How does Publiclization or Goverment takeover of railroads work?

I know that Conrail was the result of bankruptcy and the courts appointing a trustee…but how did CN and British Rail come to be public when they were started by private investors…what happened to the private investors capital?

CN ceased being a crown corporation in the mid-1990’s. Not sure about BC Rail but, Google would probably have the answer.

CW

CN was not started by private investors; its constituent railroads were. They went bankrupt and were taken over by the government. The PGE was bought out by the province since it was losing money.

Google and Wiki are your friends.

Canadian National Railway - Wikipedia

BC Rail - Wikipedia

divebardave / trainfinder is back

I see British Rail hasn’t been taken up yet. Start here:

https://www.legislation.gov.uk/ukpga/1947/49/pdfs/ukpga_19470049_en.pdf

There were interesting differences in the ways the United States, Canada, and Britain reacted after WWI. The Canadian ‘grouping’ has been mentioned; in Britain the railroads were ‘rationalized’ into four big systems – and these are what became ‘nationalized’ under the above Act.

In my opinion it was not a foregone conclusion that American railroads would be released from Federal control after the war. There were a number of interesting consolidation plans brought the mid-Twenties, and both the vastly expanded purview of the ICC that greyhounds (in my opinion, rightly) decries and the mandatory imposition of automatic train control were part of the ‘price’ for returning control to private railroad management (via the Esch Act etc.)

In CN’s case the Canadian government guaranteed the loans and construction bonds of Canadian Northern and Grand Trunk (the Intercolonial had always been a Crown Corporation). When the railways defaulted on making payments the government assumed ownership.

Even though the Intercolonial and Grand Trunk were far older it was Canadian Northern’s management and operating structure that ended up surviving.

Gordon Lightfoots Canadian Railroad Trilogy comes to mind…It was the Irish Polish and Natives blood sweat and tears that built the railroad not Wall Street/Bay Street. So the railroad belongs to Da People

The money had to come from somewhere. In the early days it was less Wall Street than people who controlled large fortunes (US example - the Vanderbilts).

Yes, the labor came from the people, but their pay (however pitiful) came from rich men’s pockets.

I’m always tickled by this attitude. If you paid me to build a shed in your backyard, does that shed belong to me? I mean, it was my blood, sweat, and tears that built that shed. It belongs to me.

Sweat Equity. The other side of ‘Right to Repair’.

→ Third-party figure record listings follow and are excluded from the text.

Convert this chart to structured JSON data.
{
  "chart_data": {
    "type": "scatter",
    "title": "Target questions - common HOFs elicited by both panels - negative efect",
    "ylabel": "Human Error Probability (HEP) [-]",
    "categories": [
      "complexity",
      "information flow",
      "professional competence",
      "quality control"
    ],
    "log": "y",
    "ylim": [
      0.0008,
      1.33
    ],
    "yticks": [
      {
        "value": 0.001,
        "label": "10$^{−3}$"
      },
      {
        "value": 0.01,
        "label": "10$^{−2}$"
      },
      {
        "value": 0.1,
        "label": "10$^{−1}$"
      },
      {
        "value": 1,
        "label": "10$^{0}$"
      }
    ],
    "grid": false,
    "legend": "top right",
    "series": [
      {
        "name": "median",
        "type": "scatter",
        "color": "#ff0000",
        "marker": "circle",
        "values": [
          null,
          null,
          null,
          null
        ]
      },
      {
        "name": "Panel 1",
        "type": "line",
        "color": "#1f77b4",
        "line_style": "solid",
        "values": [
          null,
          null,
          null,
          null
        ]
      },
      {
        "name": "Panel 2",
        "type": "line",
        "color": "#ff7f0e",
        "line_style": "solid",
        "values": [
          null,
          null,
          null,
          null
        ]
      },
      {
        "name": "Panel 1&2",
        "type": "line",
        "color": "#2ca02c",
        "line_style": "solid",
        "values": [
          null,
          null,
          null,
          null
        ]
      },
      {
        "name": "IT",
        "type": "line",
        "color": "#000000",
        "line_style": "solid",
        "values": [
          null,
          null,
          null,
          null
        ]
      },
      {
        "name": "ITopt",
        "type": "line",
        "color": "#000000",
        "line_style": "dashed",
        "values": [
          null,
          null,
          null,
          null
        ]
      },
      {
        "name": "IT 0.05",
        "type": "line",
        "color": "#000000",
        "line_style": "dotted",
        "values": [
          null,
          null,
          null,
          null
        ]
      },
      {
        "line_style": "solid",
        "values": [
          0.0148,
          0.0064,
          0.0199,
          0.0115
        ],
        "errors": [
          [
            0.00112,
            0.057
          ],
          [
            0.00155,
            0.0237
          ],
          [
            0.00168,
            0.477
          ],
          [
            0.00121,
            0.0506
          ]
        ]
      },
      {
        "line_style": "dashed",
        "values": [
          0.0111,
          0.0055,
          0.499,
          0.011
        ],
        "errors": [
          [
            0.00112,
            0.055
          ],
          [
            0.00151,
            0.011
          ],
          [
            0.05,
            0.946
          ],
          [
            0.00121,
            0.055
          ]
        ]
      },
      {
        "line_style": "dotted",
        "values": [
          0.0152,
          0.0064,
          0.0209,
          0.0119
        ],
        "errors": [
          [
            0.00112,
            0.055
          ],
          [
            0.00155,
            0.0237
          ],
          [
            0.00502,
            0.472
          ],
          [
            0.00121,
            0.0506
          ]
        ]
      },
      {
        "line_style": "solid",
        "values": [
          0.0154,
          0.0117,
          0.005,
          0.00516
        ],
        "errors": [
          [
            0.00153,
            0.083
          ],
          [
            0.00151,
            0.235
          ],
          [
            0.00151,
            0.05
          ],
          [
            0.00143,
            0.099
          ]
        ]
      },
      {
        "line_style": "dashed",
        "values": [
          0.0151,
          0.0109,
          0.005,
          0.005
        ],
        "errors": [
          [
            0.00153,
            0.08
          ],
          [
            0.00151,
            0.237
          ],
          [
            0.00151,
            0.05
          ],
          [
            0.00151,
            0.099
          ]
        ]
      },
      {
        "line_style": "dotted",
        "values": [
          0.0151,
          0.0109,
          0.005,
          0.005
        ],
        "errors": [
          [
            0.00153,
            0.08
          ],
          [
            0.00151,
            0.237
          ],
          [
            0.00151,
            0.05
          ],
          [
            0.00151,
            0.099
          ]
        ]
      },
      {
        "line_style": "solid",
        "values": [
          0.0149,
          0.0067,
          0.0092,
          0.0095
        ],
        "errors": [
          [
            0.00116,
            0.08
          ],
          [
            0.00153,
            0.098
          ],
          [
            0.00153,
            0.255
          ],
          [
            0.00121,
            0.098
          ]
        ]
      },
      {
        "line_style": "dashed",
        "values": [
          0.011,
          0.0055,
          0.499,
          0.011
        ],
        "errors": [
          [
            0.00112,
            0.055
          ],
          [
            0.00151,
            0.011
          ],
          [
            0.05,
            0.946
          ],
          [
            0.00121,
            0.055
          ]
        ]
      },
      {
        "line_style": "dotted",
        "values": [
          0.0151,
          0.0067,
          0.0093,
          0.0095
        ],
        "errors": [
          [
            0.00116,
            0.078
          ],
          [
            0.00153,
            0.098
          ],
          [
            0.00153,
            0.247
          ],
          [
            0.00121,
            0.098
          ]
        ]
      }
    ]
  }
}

This argument comes up from time to time when college buildings have dedicatory plaques saying something like ‘built by Moses Taylor Pyne’ – he paid, and the skilled workers (many of whom were recent immigrants) did the building.

More modern projects are more specific in crediting ‘donors who made this building possible’ – which still rules out recognizing more than, say, the architect or engineering firm.

Strangely, the way to be memorialized is often to die on the job… which is not the only recognition that should be.

As Lightfoot said ‘we have opened up the soil with our teardrops and our toil’ – and that is their memorial.

I live in an old town. There’s still some older sidewalks with the imbedded plaque of the company that poured them . Always thought that was a neat little touch. Kind of kept things real, pride, and all that.

In the older parts of our city, several concrete companies used to imprint their name the date into the sidewalks they poured. The most impressive one I’ve seen also had a very accurate depiction of a P-39 Airacobra fighter plane scatched into the surface of the sidewalk. The date showed sometime in the summer of 1942.

Embedded plaques are not that common but when new public sidewalks were poured on my block some years back, the name of the contractor that rebuilt the walk was stamped into the sidewalk.

For which they were paid.

Some buildings are works of art. We do sometimes get the architect’s name on a plaque or cornerstone, but usually the name of the company that paid to have it built. By your standards, Rembrandt’s or Monet’s paintings should have the name of the patron who paid them.

At a dollar a day and a place for their head (the cost of which was deducted from that dollar, along with meals).

Same thing. Canadian National Railways was created around 1919 to consolidate into a single organization a number of bankrupt railways that had fallen under government control (plus one or two that had been chartered by the gov’t itself). The investment capital was long gone. (As mentioned above, there were also significant government bonds involved here, so the government itself was the major creditor in several cases, plus the public interest in not having a total loss of transportation systems.)

It was a major plot point in Downton Abbey. While fictional, Lord Grantham’s meeting with his attorney pretty much sums up how it worked for the investors. The money is just gone and you’ve lost your investment.

A useful modern example is Amtrak’s acquisition of the ‘Northeast Corridor’.